We have briefly discussed how glaucoma and cataracts can impact your vision. However, if you have any questions or concerns, please talk to your ophthalmologist to get more information. They will be able to provide you with the best course of treatment for your individual situation. Thanks for reading!




Frequently Asked Questions

Does Cataract Removal Help Glaucoma?

Most definitely! The goal of cataract surgery is to improve vision and lower IOP. For many glaucoma patients, this is a successful outcome.

How Can You Tell The Difference Between Glaucoma And Cataracts?

Glaucoma is characterized by elevated eye pressure and can affect the optic nerve, whereas a clouding of the lens characterizes cataracts. 

Cataracts are painless and occur over time, whereas glaucoma is slow or fast, depending on type and severity.

Which Is More Serious: Glaucoma Or Cataract?

Both conditions can be serious. They are different conditions caused by different factors, but both can lead to vision loss if not treated.

How Can You Prevent Glaucoma And Cataracts?

Cataracts and glaucoma are more likely to occur with age, so maintaining good eye health with regular visits to your optometrist can help prevent and lower the risk of these conditions.

 It can’t hurt to eat a healthy diet and avoid overexposure to UV radiation, either.

Is There A Glaucoma Or Cataract Cure?

There is no one-size-fits-all answer to this question. 

Treatment for glaucoma and cataracts will vary depending on the individual’s situation.

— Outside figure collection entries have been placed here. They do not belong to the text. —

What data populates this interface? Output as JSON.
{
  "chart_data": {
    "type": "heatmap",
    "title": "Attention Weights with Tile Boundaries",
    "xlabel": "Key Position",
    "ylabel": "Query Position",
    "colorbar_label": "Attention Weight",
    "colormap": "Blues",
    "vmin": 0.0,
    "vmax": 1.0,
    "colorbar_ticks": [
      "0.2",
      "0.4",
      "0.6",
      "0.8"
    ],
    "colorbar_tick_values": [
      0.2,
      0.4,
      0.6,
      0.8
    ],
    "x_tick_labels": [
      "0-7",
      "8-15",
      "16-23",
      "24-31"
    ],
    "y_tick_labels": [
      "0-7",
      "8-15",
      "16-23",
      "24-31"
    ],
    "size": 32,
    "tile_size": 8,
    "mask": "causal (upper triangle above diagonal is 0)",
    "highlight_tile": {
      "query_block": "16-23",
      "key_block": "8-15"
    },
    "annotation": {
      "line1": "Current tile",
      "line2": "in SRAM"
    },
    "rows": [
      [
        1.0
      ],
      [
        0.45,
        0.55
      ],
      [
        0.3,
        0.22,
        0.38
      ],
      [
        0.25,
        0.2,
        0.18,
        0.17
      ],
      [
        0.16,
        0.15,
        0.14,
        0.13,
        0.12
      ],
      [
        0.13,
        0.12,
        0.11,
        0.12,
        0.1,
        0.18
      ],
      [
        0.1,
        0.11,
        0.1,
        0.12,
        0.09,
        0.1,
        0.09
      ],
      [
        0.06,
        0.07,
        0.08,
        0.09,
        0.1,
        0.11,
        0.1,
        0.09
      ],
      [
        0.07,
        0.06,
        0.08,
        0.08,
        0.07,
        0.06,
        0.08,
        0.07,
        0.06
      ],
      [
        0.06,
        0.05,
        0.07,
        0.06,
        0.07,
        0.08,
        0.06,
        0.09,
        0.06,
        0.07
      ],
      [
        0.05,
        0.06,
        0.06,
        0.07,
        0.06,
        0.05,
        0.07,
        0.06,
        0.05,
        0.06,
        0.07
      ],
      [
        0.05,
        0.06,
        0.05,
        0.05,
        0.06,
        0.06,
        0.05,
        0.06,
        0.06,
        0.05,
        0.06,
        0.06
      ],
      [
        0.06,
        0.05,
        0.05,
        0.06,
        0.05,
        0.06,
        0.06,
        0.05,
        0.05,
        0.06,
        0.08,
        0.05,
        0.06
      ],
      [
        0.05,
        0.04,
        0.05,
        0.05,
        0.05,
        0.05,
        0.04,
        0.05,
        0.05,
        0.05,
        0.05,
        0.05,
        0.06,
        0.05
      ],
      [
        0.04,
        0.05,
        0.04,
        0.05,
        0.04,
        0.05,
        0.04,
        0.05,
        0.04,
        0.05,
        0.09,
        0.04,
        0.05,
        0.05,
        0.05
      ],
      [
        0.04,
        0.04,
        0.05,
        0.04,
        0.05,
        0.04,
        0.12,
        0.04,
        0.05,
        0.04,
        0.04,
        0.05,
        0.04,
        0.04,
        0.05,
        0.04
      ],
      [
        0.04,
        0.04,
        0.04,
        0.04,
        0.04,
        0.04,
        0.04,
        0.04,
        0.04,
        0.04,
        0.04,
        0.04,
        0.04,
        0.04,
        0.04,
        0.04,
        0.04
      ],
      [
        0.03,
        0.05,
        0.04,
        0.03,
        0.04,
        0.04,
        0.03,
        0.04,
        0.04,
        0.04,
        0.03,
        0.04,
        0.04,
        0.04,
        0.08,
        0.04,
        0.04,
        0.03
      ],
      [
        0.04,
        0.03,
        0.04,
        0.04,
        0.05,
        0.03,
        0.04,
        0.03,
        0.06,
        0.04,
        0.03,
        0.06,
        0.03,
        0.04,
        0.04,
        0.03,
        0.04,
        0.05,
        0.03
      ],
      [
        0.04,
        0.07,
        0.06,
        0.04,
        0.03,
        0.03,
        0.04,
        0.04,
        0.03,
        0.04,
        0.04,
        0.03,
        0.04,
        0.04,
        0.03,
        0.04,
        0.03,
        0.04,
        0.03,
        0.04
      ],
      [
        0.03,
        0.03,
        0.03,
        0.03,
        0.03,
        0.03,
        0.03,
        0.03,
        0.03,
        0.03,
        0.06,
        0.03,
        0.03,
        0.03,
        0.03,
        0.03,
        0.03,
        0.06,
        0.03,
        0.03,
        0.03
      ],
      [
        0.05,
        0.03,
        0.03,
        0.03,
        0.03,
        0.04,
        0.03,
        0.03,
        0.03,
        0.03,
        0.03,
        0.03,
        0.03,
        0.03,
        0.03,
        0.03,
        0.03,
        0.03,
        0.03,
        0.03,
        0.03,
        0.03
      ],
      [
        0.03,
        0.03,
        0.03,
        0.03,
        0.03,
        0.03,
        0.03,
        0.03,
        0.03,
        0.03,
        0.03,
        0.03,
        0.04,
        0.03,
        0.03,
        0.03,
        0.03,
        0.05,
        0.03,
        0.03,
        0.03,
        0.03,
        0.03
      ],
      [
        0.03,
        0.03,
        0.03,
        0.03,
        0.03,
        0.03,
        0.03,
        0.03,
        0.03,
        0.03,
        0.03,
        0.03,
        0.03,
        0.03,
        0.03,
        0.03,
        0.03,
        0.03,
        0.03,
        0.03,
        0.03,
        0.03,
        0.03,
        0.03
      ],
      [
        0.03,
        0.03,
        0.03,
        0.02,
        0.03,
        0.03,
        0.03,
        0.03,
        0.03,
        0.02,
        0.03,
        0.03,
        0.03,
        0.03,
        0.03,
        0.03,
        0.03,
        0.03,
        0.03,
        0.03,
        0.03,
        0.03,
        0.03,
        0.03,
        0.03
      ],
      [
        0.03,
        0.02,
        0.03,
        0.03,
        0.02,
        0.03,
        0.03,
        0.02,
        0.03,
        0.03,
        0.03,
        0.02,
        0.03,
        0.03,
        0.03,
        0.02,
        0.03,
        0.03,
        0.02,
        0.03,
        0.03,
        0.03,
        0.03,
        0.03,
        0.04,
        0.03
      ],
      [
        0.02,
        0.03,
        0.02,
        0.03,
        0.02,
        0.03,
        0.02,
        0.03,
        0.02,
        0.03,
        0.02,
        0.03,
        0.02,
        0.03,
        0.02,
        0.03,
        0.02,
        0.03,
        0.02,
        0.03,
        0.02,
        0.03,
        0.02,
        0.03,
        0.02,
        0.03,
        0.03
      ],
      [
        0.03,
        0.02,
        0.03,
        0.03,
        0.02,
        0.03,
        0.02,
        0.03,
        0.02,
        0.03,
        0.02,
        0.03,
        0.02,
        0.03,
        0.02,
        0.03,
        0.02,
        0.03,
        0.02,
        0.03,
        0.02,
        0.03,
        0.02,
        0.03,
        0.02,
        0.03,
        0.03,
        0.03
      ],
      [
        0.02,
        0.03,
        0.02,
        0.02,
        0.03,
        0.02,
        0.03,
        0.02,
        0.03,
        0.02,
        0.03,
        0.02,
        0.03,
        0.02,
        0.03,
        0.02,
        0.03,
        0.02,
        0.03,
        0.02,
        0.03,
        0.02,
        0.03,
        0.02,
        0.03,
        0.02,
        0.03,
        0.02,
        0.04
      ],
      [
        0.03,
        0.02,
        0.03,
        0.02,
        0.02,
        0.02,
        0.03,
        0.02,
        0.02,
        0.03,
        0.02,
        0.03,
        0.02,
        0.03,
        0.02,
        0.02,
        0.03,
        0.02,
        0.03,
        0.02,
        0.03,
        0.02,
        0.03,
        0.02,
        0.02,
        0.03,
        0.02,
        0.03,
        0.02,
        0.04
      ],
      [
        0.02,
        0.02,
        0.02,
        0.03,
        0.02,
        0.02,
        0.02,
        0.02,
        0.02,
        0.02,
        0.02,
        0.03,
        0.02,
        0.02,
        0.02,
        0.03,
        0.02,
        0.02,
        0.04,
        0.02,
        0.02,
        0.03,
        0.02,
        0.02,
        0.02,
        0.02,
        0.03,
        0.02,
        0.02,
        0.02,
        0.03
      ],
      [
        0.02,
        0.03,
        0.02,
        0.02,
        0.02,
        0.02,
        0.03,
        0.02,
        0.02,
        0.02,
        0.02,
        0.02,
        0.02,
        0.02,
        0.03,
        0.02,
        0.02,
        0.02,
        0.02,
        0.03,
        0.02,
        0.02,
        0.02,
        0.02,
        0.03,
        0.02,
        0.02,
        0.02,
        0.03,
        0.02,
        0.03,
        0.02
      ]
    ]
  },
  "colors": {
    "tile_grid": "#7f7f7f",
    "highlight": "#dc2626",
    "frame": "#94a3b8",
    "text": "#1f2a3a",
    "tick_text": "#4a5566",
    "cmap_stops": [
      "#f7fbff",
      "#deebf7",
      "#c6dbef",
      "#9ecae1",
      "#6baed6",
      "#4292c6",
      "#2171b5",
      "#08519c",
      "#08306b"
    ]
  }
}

However, both conditions are treatable, and early detection is key.

If you have any other questions about glaucoma or cataracts, please don’t hesitate to ask your optometrist. 

They will answer all of your questions and help you maintain healthy eyes for life.

What Does Vision Look Like With Cataracts?

Vision with cataracts can be blurry, hazy, or foggy. 

Colors may also look different than they used to, and objects may be less clear. 

Cataracts usually develop over time, so most people don’t notice a change in their vision until the condition has progressed significantly.

What Does Vision Look Like With Glaucoma?

Vision with glaucoma is difficult to describe. 

You may experience distracting eye pain, headaches or migraines, and halos around lights that are particularly bothersome at night. 

Vision can be blurry if glaucoma has affected the optic nerve. Glaucoma typically affects peripheral vision before it also affects central vision.